Exposure: obstetricians exposed to midwifery training opportunities during residency (binary variable: no midwives vs yes midwives; and a multilevel categorical variable grouped into quartiles: estimated percentage of normal deliveries supervised by midwives).
Outcome: one’s personal caesarean rate over the course of a clinical career (continuous outcome).
Regression models: I would choose a regression model for the “critical period”, with the hypothesis that residency training is a formative time for new physicians’ clinical decision-making style. Previous evidence has suggested that exposure to abortion training in residency predicts future provision of abortions. The cesarean rate varies dramatically over time and over institution. It would be important to understand whether elements of residency training predict stability of clinical decision making over time, as residency training may be an important target for interventions to reduce the cesarean rate.

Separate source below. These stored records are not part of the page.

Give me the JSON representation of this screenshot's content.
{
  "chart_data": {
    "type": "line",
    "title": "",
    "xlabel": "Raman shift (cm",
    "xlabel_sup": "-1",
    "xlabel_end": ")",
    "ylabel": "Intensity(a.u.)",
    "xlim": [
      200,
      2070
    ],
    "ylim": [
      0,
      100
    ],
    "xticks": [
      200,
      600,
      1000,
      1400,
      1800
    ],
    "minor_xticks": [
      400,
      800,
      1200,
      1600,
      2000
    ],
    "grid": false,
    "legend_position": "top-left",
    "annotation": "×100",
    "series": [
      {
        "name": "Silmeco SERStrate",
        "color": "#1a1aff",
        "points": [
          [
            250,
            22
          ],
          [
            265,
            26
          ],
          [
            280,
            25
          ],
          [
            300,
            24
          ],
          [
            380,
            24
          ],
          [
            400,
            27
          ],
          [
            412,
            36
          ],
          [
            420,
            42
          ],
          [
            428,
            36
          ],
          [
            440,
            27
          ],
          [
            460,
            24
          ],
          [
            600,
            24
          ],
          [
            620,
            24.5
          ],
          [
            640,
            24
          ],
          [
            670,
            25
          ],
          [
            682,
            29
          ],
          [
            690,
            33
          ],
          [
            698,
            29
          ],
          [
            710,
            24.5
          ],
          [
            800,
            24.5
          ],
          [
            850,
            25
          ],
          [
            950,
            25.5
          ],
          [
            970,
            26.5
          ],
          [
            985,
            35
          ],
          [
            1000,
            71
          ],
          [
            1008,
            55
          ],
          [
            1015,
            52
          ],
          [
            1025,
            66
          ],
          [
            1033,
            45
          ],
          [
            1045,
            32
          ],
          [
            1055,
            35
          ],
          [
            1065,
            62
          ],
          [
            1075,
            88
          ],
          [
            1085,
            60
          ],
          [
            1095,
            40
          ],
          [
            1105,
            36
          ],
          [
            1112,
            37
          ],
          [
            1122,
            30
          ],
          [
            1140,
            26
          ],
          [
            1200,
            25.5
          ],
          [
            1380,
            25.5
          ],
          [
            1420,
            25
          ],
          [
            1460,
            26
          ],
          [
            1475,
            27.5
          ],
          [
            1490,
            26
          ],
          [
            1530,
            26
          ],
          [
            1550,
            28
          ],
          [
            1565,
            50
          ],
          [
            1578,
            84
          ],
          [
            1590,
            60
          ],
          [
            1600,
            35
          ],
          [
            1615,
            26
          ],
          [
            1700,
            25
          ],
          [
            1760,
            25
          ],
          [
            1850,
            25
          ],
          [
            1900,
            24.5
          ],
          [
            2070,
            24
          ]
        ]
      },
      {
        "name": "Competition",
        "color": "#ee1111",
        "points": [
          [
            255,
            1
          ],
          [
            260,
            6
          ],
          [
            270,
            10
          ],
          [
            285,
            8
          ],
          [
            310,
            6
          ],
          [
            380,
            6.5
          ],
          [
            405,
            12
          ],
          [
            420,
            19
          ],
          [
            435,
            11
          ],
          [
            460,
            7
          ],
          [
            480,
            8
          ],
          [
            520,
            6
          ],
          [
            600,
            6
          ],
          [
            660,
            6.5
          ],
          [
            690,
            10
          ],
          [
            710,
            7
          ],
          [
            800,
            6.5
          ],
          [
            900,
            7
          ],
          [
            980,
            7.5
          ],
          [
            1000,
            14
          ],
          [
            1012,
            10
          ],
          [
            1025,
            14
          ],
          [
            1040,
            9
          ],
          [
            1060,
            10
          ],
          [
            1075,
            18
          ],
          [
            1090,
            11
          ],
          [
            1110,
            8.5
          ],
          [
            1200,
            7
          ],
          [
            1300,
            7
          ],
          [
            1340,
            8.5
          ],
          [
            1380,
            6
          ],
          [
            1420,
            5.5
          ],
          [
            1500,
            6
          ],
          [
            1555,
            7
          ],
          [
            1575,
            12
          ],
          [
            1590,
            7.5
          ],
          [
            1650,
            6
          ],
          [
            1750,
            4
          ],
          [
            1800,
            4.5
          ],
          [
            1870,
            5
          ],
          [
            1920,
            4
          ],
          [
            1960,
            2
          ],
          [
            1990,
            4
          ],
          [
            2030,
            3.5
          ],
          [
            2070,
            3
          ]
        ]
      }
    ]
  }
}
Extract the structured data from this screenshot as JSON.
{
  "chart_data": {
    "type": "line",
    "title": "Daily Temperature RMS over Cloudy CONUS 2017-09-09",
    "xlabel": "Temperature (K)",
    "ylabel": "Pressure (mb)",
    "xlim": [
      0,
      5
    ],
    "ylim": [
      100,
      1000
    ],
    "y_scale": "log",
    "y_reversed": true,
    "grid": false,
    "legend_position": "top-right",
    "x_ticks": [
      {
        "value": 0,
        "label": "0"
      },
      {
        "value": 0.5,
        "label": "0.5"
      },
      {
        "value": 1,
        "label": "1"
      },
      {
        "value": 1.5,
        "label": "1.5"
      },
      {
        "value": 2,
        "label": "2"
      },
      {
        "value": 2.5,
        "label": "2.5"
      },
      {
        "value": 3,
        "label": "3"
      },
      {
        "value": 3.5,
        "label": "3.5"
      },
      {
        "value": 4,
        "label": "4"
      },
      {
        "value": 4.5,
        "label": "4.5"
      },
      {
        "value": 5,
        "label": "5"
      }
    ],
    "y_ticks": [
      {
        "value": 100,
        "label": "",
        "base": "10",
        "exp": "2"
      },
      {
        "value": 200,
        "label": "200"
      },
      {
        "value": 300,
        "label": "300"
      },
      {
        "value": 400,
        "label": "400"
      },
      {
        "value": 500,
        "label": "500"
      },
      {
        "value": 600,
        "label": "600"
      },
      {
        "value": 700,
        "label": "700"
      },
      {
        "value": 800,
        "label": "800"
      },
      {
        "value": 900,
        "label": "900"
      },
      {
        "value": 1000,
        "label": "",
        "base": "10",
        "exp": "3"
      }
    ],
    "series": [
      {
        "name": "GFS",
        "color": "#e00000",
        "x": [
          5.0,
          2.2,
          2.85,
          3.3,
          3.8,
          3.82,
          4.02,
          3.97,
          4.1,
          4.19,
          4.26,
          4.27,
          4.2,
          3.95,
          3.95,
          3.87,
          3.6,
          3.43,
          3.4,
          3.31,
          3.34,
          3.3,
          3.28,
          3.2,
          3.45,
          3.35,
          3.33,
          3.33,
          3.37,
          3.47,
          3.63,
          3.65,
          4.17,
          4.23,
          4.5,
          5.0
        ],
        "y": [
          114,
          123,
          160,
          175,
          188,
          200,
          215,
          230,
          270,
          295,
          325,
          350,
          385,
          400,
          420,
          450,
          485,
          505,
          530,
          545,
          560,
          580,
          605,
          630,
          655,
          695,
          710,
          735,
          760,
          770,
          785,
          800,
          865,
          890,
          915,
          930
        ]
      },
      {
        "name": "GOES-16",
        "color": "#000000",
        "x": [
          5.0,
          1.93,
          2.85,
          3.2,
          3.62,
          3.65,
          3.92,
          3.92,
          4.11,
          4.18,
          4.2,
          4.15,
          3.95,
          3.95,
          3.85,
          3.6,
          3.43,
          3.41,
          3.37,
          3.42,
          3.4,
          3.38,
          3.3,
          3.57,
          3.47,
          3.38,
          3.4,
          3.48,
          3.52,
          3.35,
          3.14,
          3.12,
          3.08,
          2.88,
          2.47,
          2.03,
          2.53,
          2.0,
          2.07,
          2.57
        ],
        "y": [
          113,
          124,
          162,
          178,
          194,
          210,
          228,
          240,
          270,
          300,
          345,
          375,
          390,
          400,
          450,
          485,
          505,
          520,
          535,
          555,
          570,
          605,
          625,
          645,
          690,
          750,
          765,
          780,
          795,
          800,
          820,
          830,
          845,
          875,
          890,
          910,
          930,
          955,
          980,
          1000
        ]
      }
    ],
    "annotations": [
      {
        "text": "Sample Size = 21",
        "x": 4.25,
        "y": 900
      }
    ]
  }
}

Data sets: I don’t know of any data sets that could satisfy this answer. The American Board of Obstetrics and Gynecology does conduct periodic surveys of newly certified ob/gyn’s, and their email list was used in the above-mentioned abortion research. However, this doesn’t allow for reaching later-career Ob/Gyn’s to assess the course of an entire career. Additionally, it is difficult for Ob/Gyn’s to know and self-report their own personal caesarean rate. I could consider asking them to self-report the institution/practice caesarean rate. However, this would introduce a meso-level variable, and I am not sure how the “critical period” regression model mixes with multi-level models.